Mientras parece imponerse la idea – norteamericana – de que la respuesta sea “moderada” y de base común, también parece que pasa incuestionablemente por Pekín la referencia principal sobre este particular, en medida muy por encima del peso que pueda tener en el asunto norcoreano la posición rusa. De momento, sin embargo, todo discurre por los cauces de ritual. Un portaviones norteamericano se dirige a la zona de disputa, para maniobras conjuntas con la Marina surcoreana, con la no descartable participación japonesa, entre otras razones porque el Gobierno nipón se ha expresado en términos casi idénticos, más que solo próximos, en el tono reactivo frente a la última burrada norcoreana.

También es de observar que las versiones de Seúl sobre el bombardeo de la isla surcoreana, experimentaron una variación muy significativa desde lo dicho en las primeras versiones a lo manifestado después, cuando desde Seúl se añadió la precisión, primeramente omitida, de que fueron ellos, los surcoreanos, quienes primero dispararon, aunque no en dirección hacia donde se encontrarían las líneas norcoreanas, sino en sentido opuesto.

Pero si bien es cierto, tal como se dice, que la primera víctima de toda guerra es la verdad – y las dos Coreas se encuentran aún, técnicamente, en estado de guerra -, verdad es también que Corea del Norte, en cuya historia no existió nunca otro sistema que la cultura estalinista, a la hora de este tipo de declaraciones, su Gobierno miente más que habla. Así, cuando en el pasado marzo los norcoreanos hundieron la corbeta surcoreana matando a los 46 hombres que componían la dotación, juraron y perjuraron que ellos no habían sido los causantes de la explosión que partió en dos aquel navío de guerra. Y en la misma negación siguieron luego de que una comisión internacional encontrara en el fondo del mar, junto a los restos del barco, los residuos del torpedo con sus inscripciones de identificación.

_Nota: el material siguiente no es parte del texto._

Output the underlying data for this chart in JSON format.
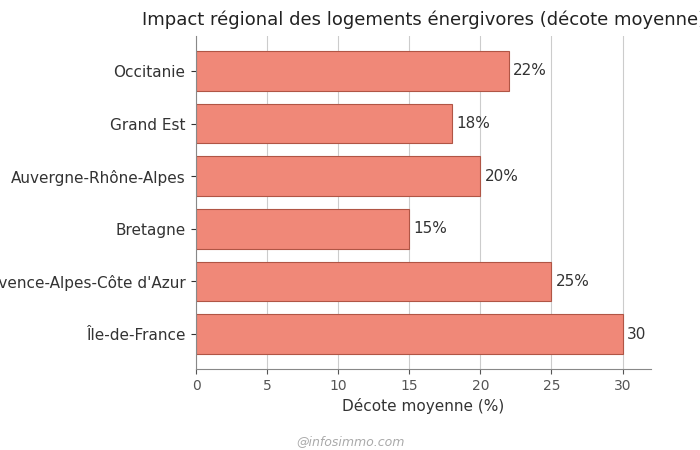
{
  "title": "Impact régional des logements énergivores (décote moyenne)",
  "xlabel": "Décote moyenne (%)",
  "watermark": "@infosimmo.com",
  "categories": [
    "Île-de-France",
    "Provence-Alpes-Côte d'Azur",
    "Bretagne",
    "Auvergne-Rhône-Alpes",
    "Grand Est",
    "Occitanie"
  ],
  "values": [
    30,
    25,
    15,
    20,
    18,
    22
  ],
  "labels": [
    "30",
    "25%",
    "15%",
    "20%",
    "18%",
    "22%"
  ],
  "bar_color": "#F08878",
  "bar_edgecolor": "#b05545",
  "xlim": [
    0,
    32
  ],
  "xticks": [
    0,
    5,
    10,
    15,
    20,
    25,
    30
  ],
  "title_fontsize": 13,
  "ylabel_fontsize": 11,
  "xlabel_fontsize": 11,
  "tick_fontsize": 10,
  "watermark_fontsize": 9,
  "annot_fontsize": 11,
  "background_color": "#ffffff",
  "grid_color": "#cccccc",
  "bar_height": 0.75
}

Parece imponerse ahora la idea de que el detonante de las andanadas artilleras contra la isla de Yeongpyeong no ha sido otro que el de las maniobras navales en el Mar Amarillo, a las que ahora se incorpora el portaviones “USS George Washington” desde la base naval de Yokusaka, situada al sur de Tokio, al tiempo que Estados Unidos moviliza parte de los 26.000 soldados que tiene permanentemente en Corea del Sur. La situación es fluida en grado muy notable. El ajuste de la disuasión militar activada por Seúl y Washington frente a Pyongyang, discurre paralelo con el despliegue de la presión diplomática –primordial – sobre el Gobierno de Pekín. Tutor limitado y amparo suficiente para ese superviviente, esquizofrénico y dinástico, de la Guerra Fría.